Bisnis.com, JAKARTA - Data Otoritas Jasa Keuangan (OJK) menunjukkan nilai kredit yang belum ditarik fasilitasnya atau undisbursed loan pada Juni 2020 sebesar Rp1.607,96 triliun atau naik 6,05 persen dibandingkan dengan periode yang sama tahun lalu.
Peningkatan undisbursed loan pada periode itu, lebih besar dari kenaikan pada Mei 2020 sebesar 4,79 persen yoy, serta pada April 2020 sebesar 4,17 persen yoy.
Direktur Riset Center of Reform on Economics (CORE) Indonesia Piter Abdullah mengatakan dunia usaha mengalami tekanan yang luar biasa karena pandemi, sehingga tidak bisa beroperasi secara normal. Penjualan menurun drastis sehingga pelaku usaha kehilangan banyak sekali penerimaan.
"Jadi, sangat wajar bila kemudian dunia usaha mengurangi operasi mereka. Oleh karena itu mereka tidak membutuhkan banyak pembiayaan," katanya, Jumat (4/9/2020).
Di tengah kondisi seperti ini, lanjutnya, rencana kredit ke bank banyak tidak dieksekusi yang berujung pada meningkatnya angka undisbursed loan di perbankan. Menurutnya, hal ini sudah diantisipasi oleh bank. Adanya peningkatan undisbursed loan bukan permasalahan besar bagi bank.

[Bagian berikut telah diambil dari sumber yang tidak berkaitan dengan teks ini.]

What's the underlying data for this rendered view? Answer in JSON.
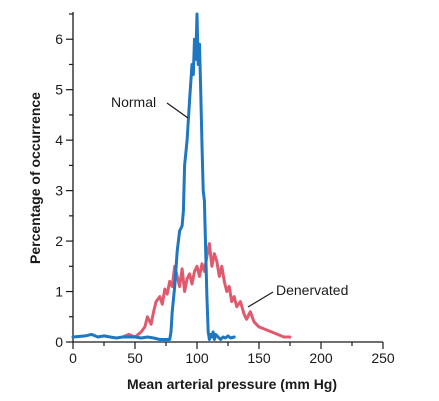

"Yang lebih utama dan penting bagi bank adalah tidak terjadi kenaikan NPL. Justru kenaikan undisbursed loan bisa merupakan hal yang lebih baik bagi bank, ketimbang menjadi NPL," imbuhnya.

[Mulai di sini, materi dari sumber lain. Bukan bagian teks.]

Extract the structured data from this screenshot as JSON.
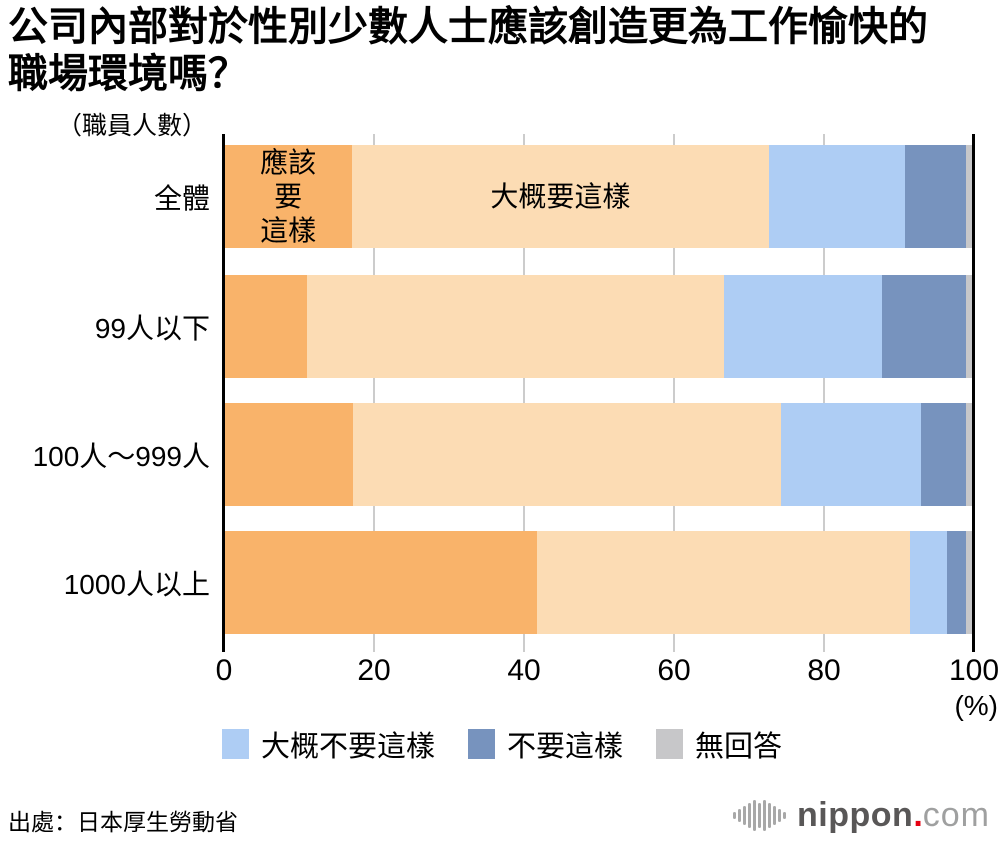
{
  "title": {
    "line1": "公司內部對於性別少數人士應該創造更為工作愉快的",
    "line2": "職場環境嗎？"
  },
  "chart_data": {
    "type": "bar",
    "orientation": "horizontal",
    "stacked": true,
    "unit_label": "（職員人數）",
    "categories": [
      "全體",
      "99人以下",
      "100人〜999人",
      "1000人以上"
    ],
    "series": [
      {
        "name": "應該要這樣",
        "color": "#F9B36A",
        "values": [
          17.1,
          11.1,
          17.2,
          41.7
        ]
      },
      {
        "name": "大概要這樣",
        "color": "#FCDCB4",
        "values": [
          55.5,
          55.6,
          57.1,
          49.8
        ]
      },
      {
        "name": "大概不要這樣",
        "color": "#AECDF4",
        "values": [
          18.2,
          21.0,
          18.6,
          4.9
        ]
      },
      {
        "name": "不要這樣",
        "color": "#7793BE",
        "values": [
          8.1,
          11.2,
          6.0,
          2.5
        ]
      },
      {
        "name": "無回答",
        "color": "#C7C7C9",
        "values": [
          1.1,
          1.1,
          1.1,
          1.1
        ]
      }
    ],
    "annotations": [
      {
        "row": 0,
        "series": 0,
        "text": "應該要\n這樣"
      },
      {
        "row": 0,
        "series": 1,
        "text": "大概要這樣"
      }
    ],
    "x_axis": {
      "range": [
        0,
        100
      ],
      "ticks": [
        0,
        20,
        40,
        60,
        80,
        100
      ],
      "gridlines": [
        20,
        40,
        60,
        80
      ],
      "unit": "(%)"
    },
    "legend": [
      {
        "label": "大概不要這樣",
        "color": "#AECDF4"
      },
      {
        "label": "不要這樣",
        "color": "#7793BE"
      },
      {
        "label": "無回答",
        "color": "#C7C7C9"
      }
    ]
  },
  "source": "出處：日本厚生勞動省",
  "logo": {
    "brand": "nippon",
    "dot": ".",
    "tld": "com",
    "brand_color": "#595757",
    "dot_color": "#e60012",
    "tld_color": "#9fa0a0"
  }
}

Dia memperkirakan sampai dengan akhir tahun, di mana wabah diperkirakan masih berlangsung, maka kenaikan undisbursed loan masih akan terjadi.

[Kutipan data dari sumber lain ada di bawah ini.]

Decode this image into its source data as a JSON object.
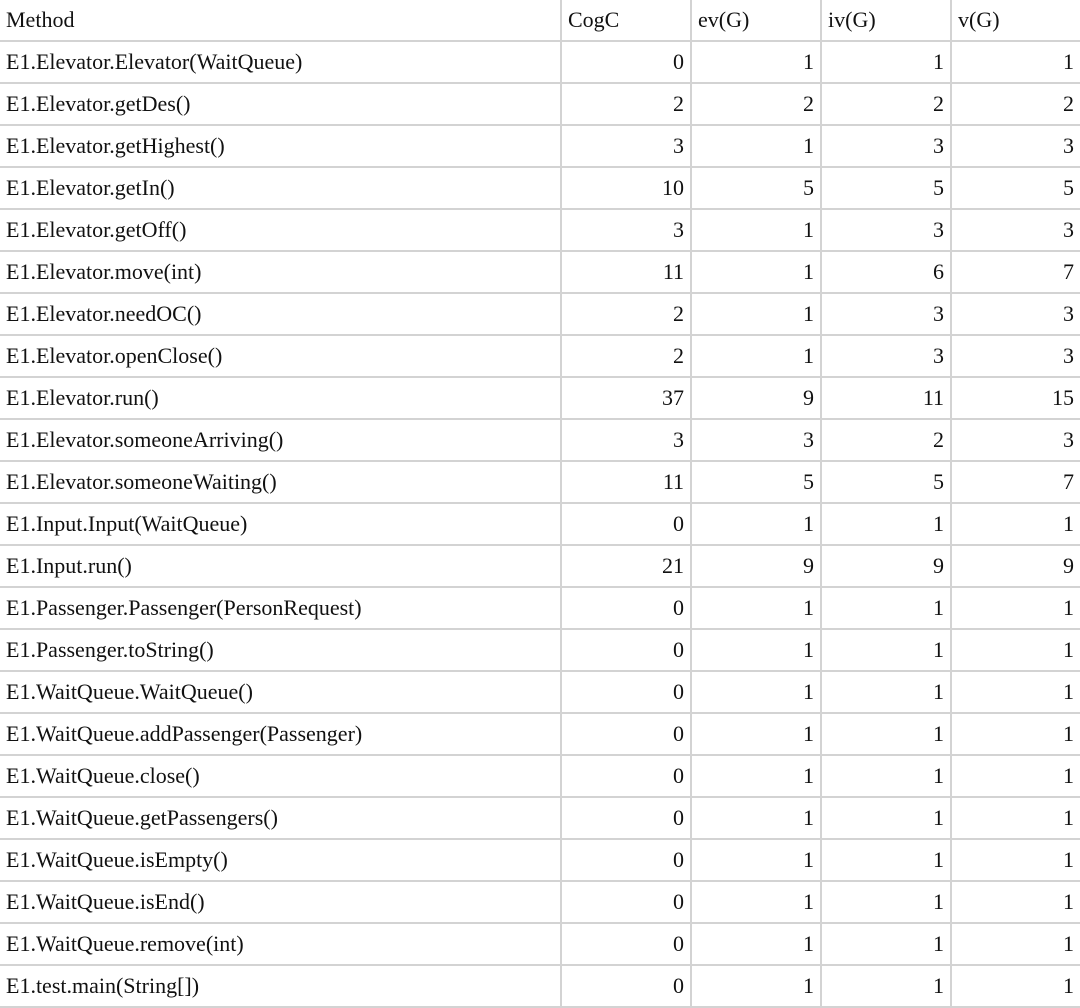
{
  "headers": [
    "Method",
    "CogC",
    "ev(G)",
    "iv(G)",
    "v(G)"
  ],
  "rows": [
    [
      "E1.Elevator.Elevator(WaitQueue)",
      "0",
      "1",
      "1",
      "1"
    ],
    [
      "E1.Elevator.getDes()",
      "2",
      "2",
      "2",
      "2"
    ],
    [
      "E1.Elevator.getHighest()",
      "3",
      "1",
      "3",
      "3"
    ],
    [
      "E1.Elevator.getIn()",
      "10",
      "5",
      "5",
      "5"
    ],
    [
      "E1.Elevator.getOff()",
      "3",
      "1",
      "3",
      "3"
    ],
    [
      "E1.Elevator.move(int)",
      "11",
      "1",
      "6",
      "7"
    ],
    [
      "E1.Elevator.needOC()",
      "2",
      "1",
      "3",
      "3"
    ],
    [
      "E1.Elevator.openClose()",
      "2",
      "1",
      "3",
      "3"
    ],
    [
      "E1.Elevator.run()",
      "37",
      "9",
      "11",
      "15"
    ],
    [
      "E1.Elevator.someoneArriving()",
      "3",
      "3",
      "2",
      "3"
    ],
    [
      "E1.Elevator.someoneWaiting()",
      "11",
      "5",
      "5",
      "7"
    ],
    [
      "E1.Input.Input(WaitQueue)",
      "0",
      "1",
      "1",
      "1"
    ],
    [
      "E1.Input.run()",
      "21",
      "9",
      "9",
      "9"
    ],
    [
      "E1.Passenger.Passenger(PersonRequest)",
      "0",
      "1",
      "1",
      "1"
    ],
    [
      "E1.Passenger.toString()",
      "0",
      "1",
      "1",
      "1"
    ],
    [
      "E1.WaitQueue.WaitQueue()",
      "0",
      "1",
      "1",
      "1"
    ],
    [
      "E1.WaitQueue.addPassenger(Passenger)",
      "0",
      "1",
      "1",
      "1"
    ],
    [
      "E1.WaitQueue.close()",
      "0",
      "1",
      "1",
      "1"
    ],
    [
      "E1.WaitQueue.getPassengers()",
      "0",
      "1",
      "1",
      "1"
    ],
    [
      "E1.WaitQueue.isEmpty()",
      "0",
      "1",
      "1",
      "1"
    ],
    [
      "E1.WaitQueue.isEnd()",
      "0",
      "1",
      "1",
      "1"
    ],
    [
      "E1.WaitQueue.remove(int)",
      "0",
      "1",
      "1",
      "1"
    ],
    [
      "E1.test.main(String[])",
      "0",
      "1",
      "1",
      "1"
    ]
  ]
}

Senior Faculty LPPI Amin Nurdin menambahkan masih relatif tingginya suku bunga kredit menjadi penyebab undisbursed loan masih tinggi.
"Perbankan dapat melakukan pendekatan dengan memberikan insentif dan gimmick lain yang menarik bagi debitur untuk melakukan pencairan, misalnya penurunan suku bunga dan penyesuaian besaran angsuran yang lebih kecil untuk mendorong mereka segera melakukan pencairan," imbuhnya.